I have to admit, while first reading your post, I was thinking, "Damn, that's harsh." Then I realized we have a lot of the same situations/circumstances here. "I" didn't do anything to anybody, nor did my grandparents, so why the hell are people still so angry/bitter, you owe me, etc, when it wasn't done to THEM, but their ancestors?
I'll never understand that....
Sounds so damn familiar...
The slave reparations shit here a few years ago... Like I was to blame for bringing the slaves to the states... My family was still digging patatos in Ierland up until the late 1870's... fifteen years after the American Civil War that ended slavery here...

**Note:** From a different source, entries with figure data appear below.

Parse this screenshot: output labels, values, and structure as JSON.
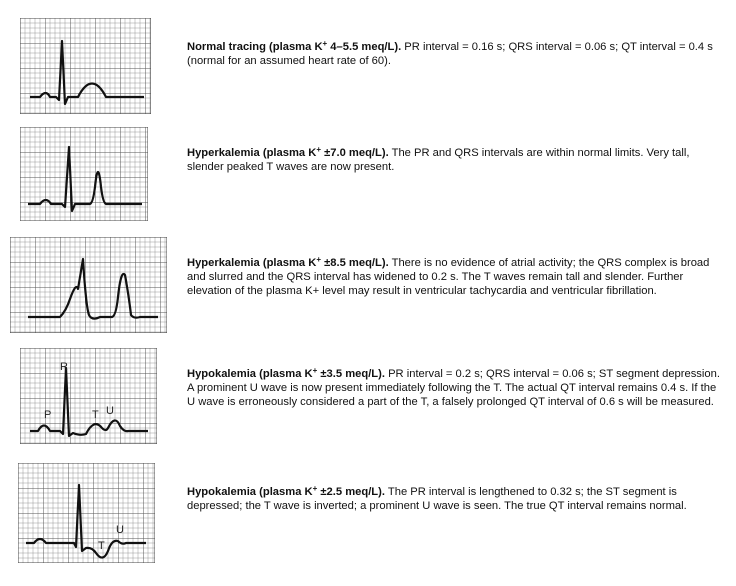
{
  "panels": [
    {
      "id": "normal",
      "title_main": "Normal tracing (plasma K",
      "title_sup": "+",
      "title_rest": " 4–5.5 meq/L).",
      "body": "  PR interval   = 0.16 s; QRS interval = 0.06 s; QT interval = 0.4 s (normal for an assumed heart rate of 60).",
      "labels": []
    },
    {
      "id": "hyperkalemia-7",
      "title_main": "Hyperkalemia (plasma K",
      "title_sup": "+",
      "title_rest": " ±7.0 meq/L).",
      "body": "  The PR and QRS intervals are within normal limits. Very tall, slender peaked T waves are now present.",
      "labels": []
    },
    {
      "id": "hyperkalemia-8.5",
      "title_main": "Hyperkalemia (plasma K",
      "title_sup": "+",
      "title_rest": " ±8.5 meq/L).",
      "body": "  There is no evidence of atrial activity; the QRS complex is broad and slurred and the QRS interval has widened to 0.2 s. The T waves remain tall and slender.  Further elevation of the plasma K+ level may result in ventricular tachycardia and ventricular fibrillation.",
      "labels": []
    },
    {
      "id": "hypokalemia-3.5",
      "title_main": "Hypokalemia (plasma K",
      "title_sup": "+",
      "title_rest": " ±3.5 meq/L).",
      "body": "  PR interval = 0.2 s; QRS interval = 0.06 s; ST segment depression. A prominent U wave is now present immediately following the T. The actual QT interval remains 0.4 s. If the U wave is erroneously considered a part of the T, a falsely prolonged QT interval of 0.6 s will be measured.",
      "labels": [
        "R",
        "P",
        "T",
        "U"
      ]
    },
    {
      "id": "hypokalemia-2.5",
      "title_main": "Hypokalemia (plasma K",
      "title_sup": "+",
      "title_rest": " ±2.5 meq/L).",
      "body": "  The PR interval is lengthened to 0.32 s; the ST segment is depressed; the T wave is inverted; a prominent U wave is seen. The true QT interval remains normal.",
      "labels": [
        "T",
        "U"
      ]
    }
  ]
}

But to listen to all the libs... White, Anglo~Saxon males are to blame for all the social injustices and ills in the world today from Global Warming to Crotchrot.
Fuck em'.
The wirless station here can't shut up about "sorry day".
They really work themselves up into a lather about it.

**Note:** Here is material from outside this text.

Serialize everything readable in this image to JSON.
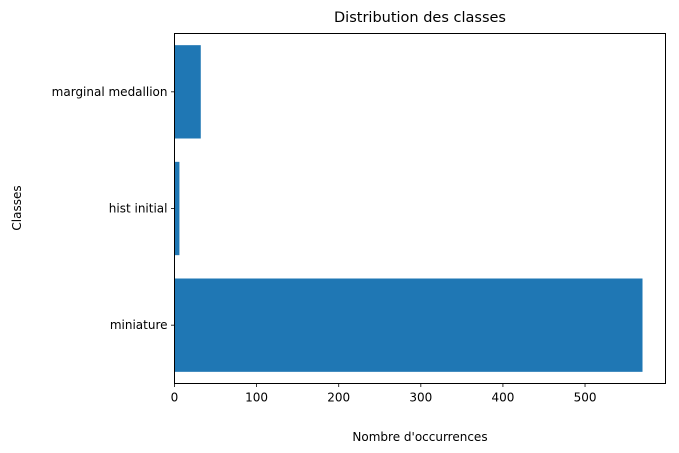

Interestingly, Mabo Day (to mark their victory in the Mabo Case, and also a public holiday here) is almost a non-event.
Reading between the lines, the Mabo victory is something which does not sit all that comfortably with them, as it reduces any sense of victimhood, and places an unspoken obligation to shoulder some of the responsibility for their own plight.
Dollop,
I've seen the same type of anger up here in QLD more often than anywhere else in Australia though, along the lines of 'a drunk aboriginal stabbed my friend, therefore I hate all aboriginals'.
You get a fair bit of that around here. Not as much as you do in major centres, though. Usually, around here if you carry your own weight and don't give anybody else a hard time, you'll be treated with respect by people of all races, whatever race you are.
Cant and Ranger,
one thing that the professional victim of the African-American variety never mentions is the fact that almost none of the slaves taken to the US (or the Carribean or Brazil etc,) were captured by white people. The overwhelming majority were captured by other black slave traders who then sold them to white slave traders.
Steve, there was a feller on the wireless this morning attempting to justify the actions of the flag burner. Apparently he was enraged that aboriginal kids leave school earlier, have poorer health standards (urban as well as rural), more aboriginal people are convicted of crimes, there are more instances reported of domestic violence in aboriginal households and aboriginal people have a higher incidence of alcoholism and drug addiction. Because of some unexplained mechanism, none of this is self-inflicted.
P.S. Ranger,
read my 'about me. thingy.
Surely, if an invasion actually did happen, didn't that clown burn the wrong flag ? Methinks it should have been the Union Jack which was burnt, the 'invaders' flag.
One of the other Invasion Day protesters said the same thing.